Publications

Local fiscal health in Russia: An Achilles’ heel of fiscal federalism?
International Journal of Public Administration, 1–15, 2024
With Andrey Yushkov and Michael Alexeev
This article is the first attempt to systematically study local public finance in contemporary Russia. We document that local governments do not have sufficient own-source revenues, are increasingly more dependent on intergovernmental fiscal aid, lack access to market borrowing, and suffer from structural flaws in the design of intergovernmental fiscal relations. Additionally, we present the results of the modified Brown’s 10-point test to compare local fiscal health across the Russian regions. Finally, we assess the strength of local fiscal incentives in 2012–2021 and demonstrate that local governments in Russia lack capacity to foster local economic growth through the tax code.

Working papers

A common cause of market failures is asymmetric information. For this reason, the reliance on market incentives and signals requires that quality of goods and services is properly observable and verifiable. This requirement is hard to meet in the case of credence goods, including most social services. In such environment, nonprofit providers can offer additional quality assurance compared to for-profit entities. When quality becomes better observable and verifiable, and hence could earn a market premium, market incentives are closer aligned with social welfare, and the quality gap expected between nonprofit and for-profit provision is likely to narrow. We explore this conjecture theoretically and empirically, using in the empirical part the case of US nursing homes during the COVID-19 pandemic. The pandemic supplied new tangible and publicly observable nursing home performance measures such as infection and death rates among residents. These measures could serve as care quality indicators, revealing aspects and attributes of the nursing home care that remained hidden before the pandemic. The data reveal significant initial gaps between for-profit and nonprofit nursing homes in COVID-19 infection rates. However, in the ensuing catching-up process triggered by increased transparency, these gaps steadily declined, eventually leading to statistical parity between two types of ownership. We explore the role of local market structure in the adjustment of nursing home industry to the pandemic; retroactively evaluate the reliability of the official ranking system in predicting nursing homes' performance; and look for evidence of sustainable learning-by-doing effect of the pandemic.

Work in progress

When Cooperation Drives Continuation
I introduce an indefinitely repeated prisoner's dilemma in which the continuation probability depends on the number of cooperating players: mutual cooperation makes future interaction more likely. Theoretically, the cooperation reward and the post-cooperation continuation probability function as substitutes in sustaining cooperative equilibria. I test this in a laboratory experiment using a 2x2 between-subjects design that independently varies the reward from mutual cooperation and the continuation probability following mutual cooperation. Three main results emerge. First, cooperation increases when a higher continuation probability makes cooperative play supportable as an equilibrium, but not when cooperation is already supportable. Second, early in the experiment, higher payoff rewards have a stronger effect on cooperation than higher continuation probabilities; this asymmetry disappears with experience. Third, strategy estimation reveals substitutability between payoff and continuation incentives at matched levels of strategic uncertainty.
Human Expertise in the Age of AI
With Ala Avoyan
This study examines whether people believe AI chatbot assistance can substitute for strategic expertise and how these perceptions vary across generations.

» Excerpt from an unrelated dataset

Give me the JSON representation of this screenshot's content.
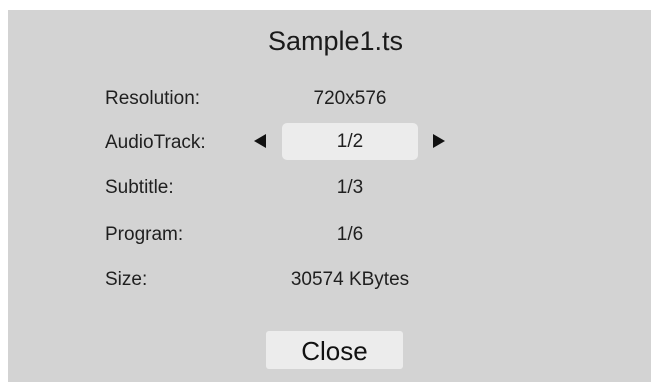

Using the 11-20 money request game, we measure how participants adjust their strategic sophistication when facing opponents of varying skill levels with or without AI assistance. Our findings suggest that generational differences may play a crucial role in shaping these responses. Older generations appear to respond differently to AI-assisted opponents compared to younger cohorts. We also explore whether participants perceive AI assistance as comparable to human expertise and find early evidence that AI may act as a complement to human expertise, prompting participants to think more deeply.